This week I had a short two-day trip to Chişinău. Of course, there’s only that much that you can see of a country within less than 48 hours (bunch of what you’re spending asleep anyway). However, it was enough for a couple of observations.
Moldova is widely recognised as “the poorest country in Europe” with a per capita GDP of less than $3,000, putting it slightly behind countries such as Mongolia and Congo. For what I know, it may well be the poorest country in Europe, but its GDP is certainly higher than the reported figure. It is basically a cash economy and, given the traditional lifestyle, a bulk of things that people do with their cash is not going to show up on any kind of official reporting. Although it would be a stretch to say that Chişinău was “wealthy”, it certainly wasn’t “poor” either. Of course, only about 600 thousand of Moldova’s total of 4 million people live in the capital, and one would suspect that the countryside is a different story altogether.
We did get a small glimpse of the countryside when driving to famous Mileştii Mici – a small village few kilometers out of Chişinău that used to be a quarry for most of the white stone that Chişinău is built of. That all changed (or rather, got a new meaning) when in 1969 somebody got an idea to start storing wine in the shafts of the stone-mine. By that time they had about 200km worth of shafts, quarter of which is now in use as the world’s largest winery. That fact was officially recognised in 2007 Guiness Book of Records – this is apparently a source of immense pride among the locals.

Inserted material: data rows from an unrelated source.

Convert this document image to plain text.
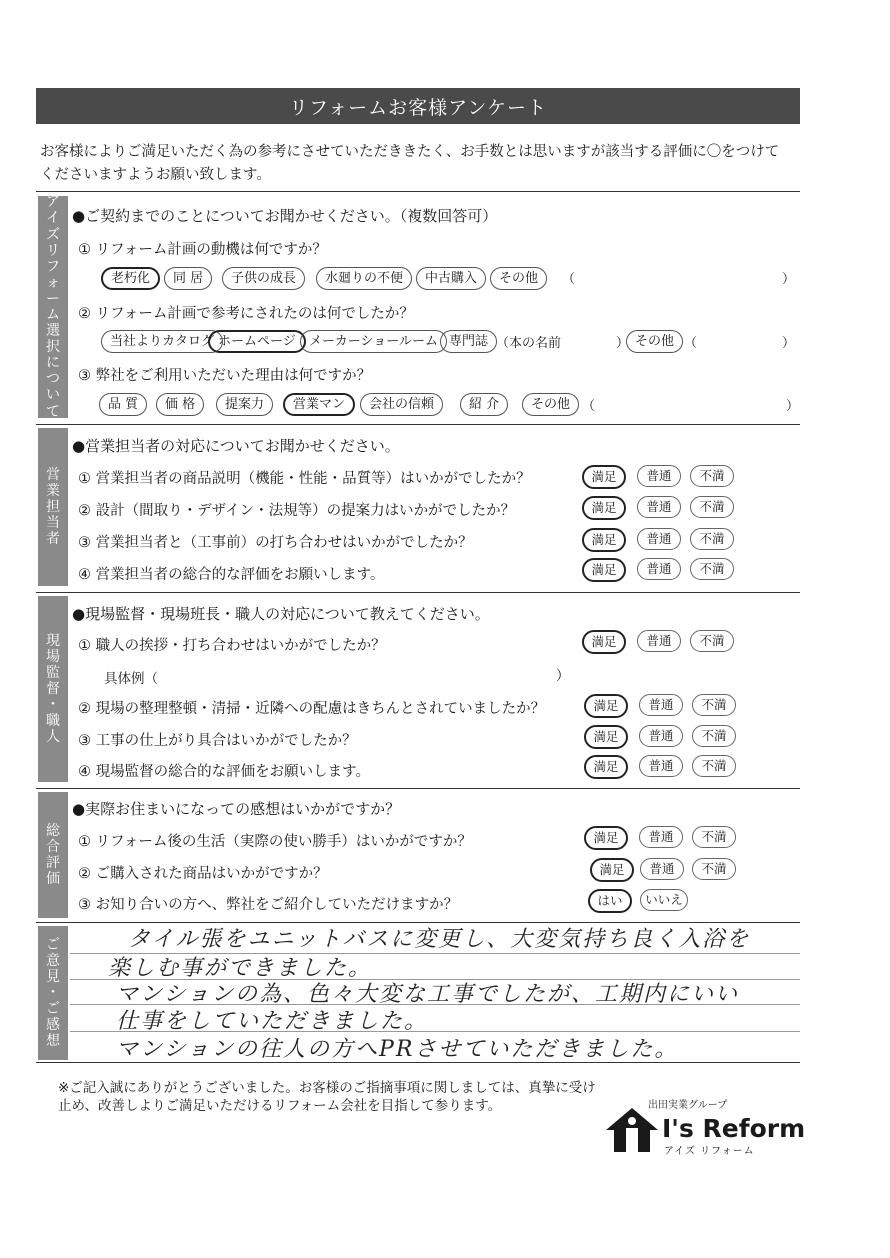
リフォームお客様アンケート
お客様によりご満足いただく為の参考にさせていただききたく、お手数とは思いますが該当する評価に〇をつけて
くださいますようお願い致します。
ア
イ
ズ
リ
フ
ォ
ー
ム
選
択
に
つ
い
て
●ご契約までのことについてお聞かせください。（複数回答可）
① リフォーム計画の動機は何ですか？
老朽化	同 居	子供の成長	水廻りの不便	中古購入	その他	（	）
② リフォーム計画で参考にされたのは何でしたか？
当社よりカタログ ホームページ	メーカーショールーム 専門誌 （本の名前	） その他 （	）
③ 弊社をご利用いただいた理由は何ですか？
品 質	価 格	提案力	営業マン	会社の信頼	紹 介	その他 （	）
営
業
担
当
者
●営業担当者の対応についてお聞かせください。
① 営業担当者の商品説明（機能・性能・品質等）はいかがでしたか？	満足	普通	不満
② 設計（間取り・デザイン・法規等）の提案力はいかがでしたか？	満足	普通	不満
③ 営業担当者と（工事前）の打ち合わせはいかがでしたか？	満足	普通	不満
④ 営業担当者の総合的な評価をお願いします。	満足	普通	不満
現
場
監
督
・
職
人
●現場監督・現場班長・職人の対応について教えてください。
① 職人の挨拶・打ち合わせはいかがでしたか？	満足	普通	不満
具体例（	）
② 現場の整理整頓・清掃・近隣への配慮はきちんとされていましたか？	満足	普通	不満
③ 工事の仕上がり具合はいかがでしたか？	満足	普通	不満
④ 現場監督の総合的な評価をお願いします。	満足	普通	不満
総
合
評
価
●実際お住まいになっての感想はいかがですか？
① リフォーム後の生活（実際の使い勝手）はいかがですか？	満足	普通	不満
② ご購入された商品はいかがですか？	満足	普通	不満
③ お知り合いの方へ、弊社をご紹介していただけますか？	はい	いいえ
ご
意
見
・
ご
感
想
タイル張をユニットバスに変更し、大変気持ち良く入浴を
楽しむ事ができました。
マンションの為、色々大変な工事でしたが、工期内にいい
仕事をしていただきました。
マンションの往人の方へPRさせていただきました。
※ご記入誠にありがとうございました。お客様のご指摘事項に関しましては、真摯に受け
止め、改善しよりご満足いただけるリフォーム会社を目指して参ります。	出田実業グループ
I's Reform
アイズ リフォーム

The place itself is actually quite impressive – you will drive a car into the underground network of tunnels, which at lowest point reaches to more than 80 meters below the ground. It is not a good idea to visit if you have even a slight hint of claustrophobia, something that a friend of mine only found out once we were about 10 minutes into the mines. The sides of tunnels are lined with huge 700l barrels filled with different sorts of wine that all will eventually get bottled and then stored in special underground collections until they are finally ready to be sold. The whole place houses more than 1.5 million bottles of wine that are kept stacked in stone alcoves of 50 bottles, three alcoves on top of each other, stretching as far as the eye can see. And I hear some of that stuff is pretty good. I got myself three bottles – a sauvignon blanc, pinot noir and a signature wine called “Negru de Purcari”, so I will probably find out soon.